SINGAPORE (Reuters) - Tankers carrying U.S. liquefied natural gas (LNG) are on their way to China after Beijing started granting tax waivers to some importers, shipping and trade sources said.
This is the first time since March 2019 that shipments have resumed after a long-standing trade war in which China raised tariffs on LNG imports from the United States to 25% last year.
Four LNG tankers are en route to China after loading cargoes last month in the United States, ship-tracking data from Refinitiv and data intelligence firm Kpler shows.
The tankers are expected to arrive in China between late April and early May, the data shows. One of them, SK Resolute has diverted at least twice but is now heading to Tianjin, China, after loading its cargo from the Cameron LNG plant in Louisiana.
Two others, Cool Explorer and Hoegh Giant, loaded from Sabine Pass, Louisiana, according to the data, and are now also heading to Tianjin, where China National Offshore Oil Corp (CNOOC) and Sinopec operate LNG terminals.
The fourth tanker, Palu LNG, loaded from Corpus Christi, Texas, on March 25 and changed its destination to Tianjin on Monday. It is due to arrive at the Chinese port on April 21, Refinitiv data shows.

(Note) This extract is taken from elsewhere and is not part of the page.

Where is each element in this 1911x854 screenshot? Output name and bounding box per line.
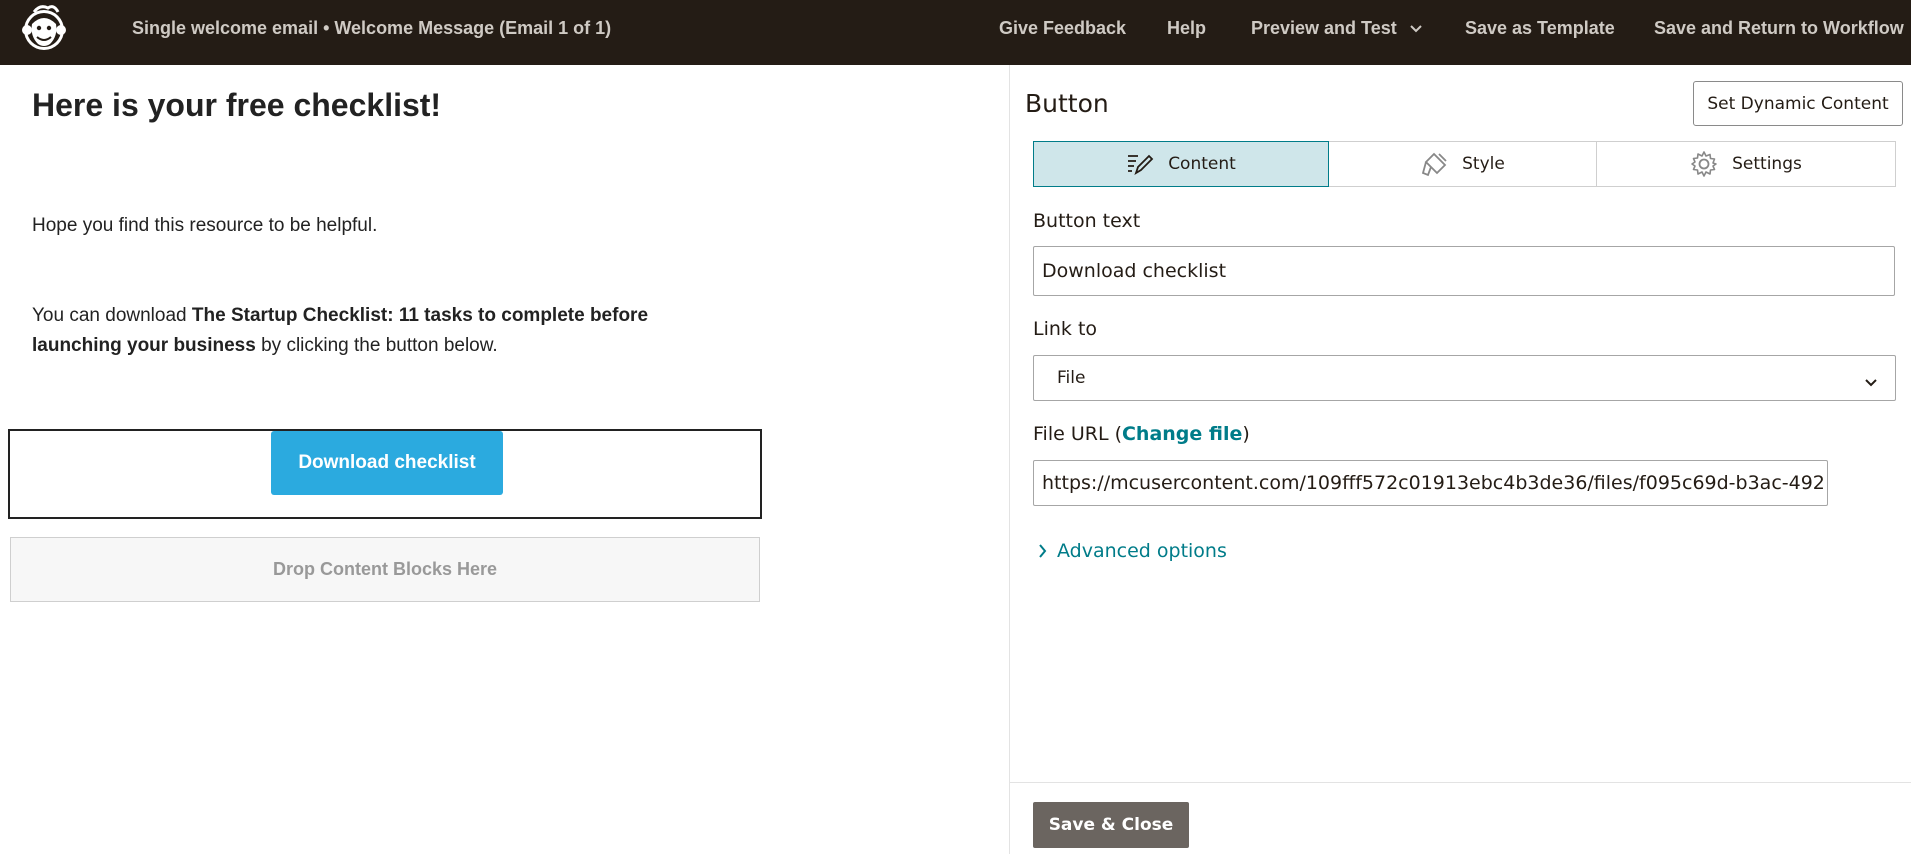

Beijing has started granting tax waivers to LNG importers, three China-based sources familiar with the matter said, though details on the companies that have received exemptions on the tariffs were not clear.
Two of the sources said the tariff has dropped to zero, though a separate value-added tax of 10% still applies.
Companies are asked to apply for tax waivers monthly and are required to report to the government once transactions are concluded, said another of the sources, a Chinese gas trader.
China’s Ministry of Finance, which is in charge of granting the waivers, did not immediately respond to a faxed request for comment.
China announced in February that it would grant exemptions on retaliatory duties imposed against 696 U.S. goods after both sides reached a Phase 1 trade deal that took effect on Feb. 14. Companies were supposed to submit their applications on March 2.
Asian LNG prices dropped to a record low last week as demand plunged in several key importers, including India, where lockdowns to curb the spread of the coronavirus have restricted industrial output.
In China, where such measures are starting to be eased in some areas, demand is recovering as people return to work and LNG shipments to China are expected to rise, two Singapore-based traders said.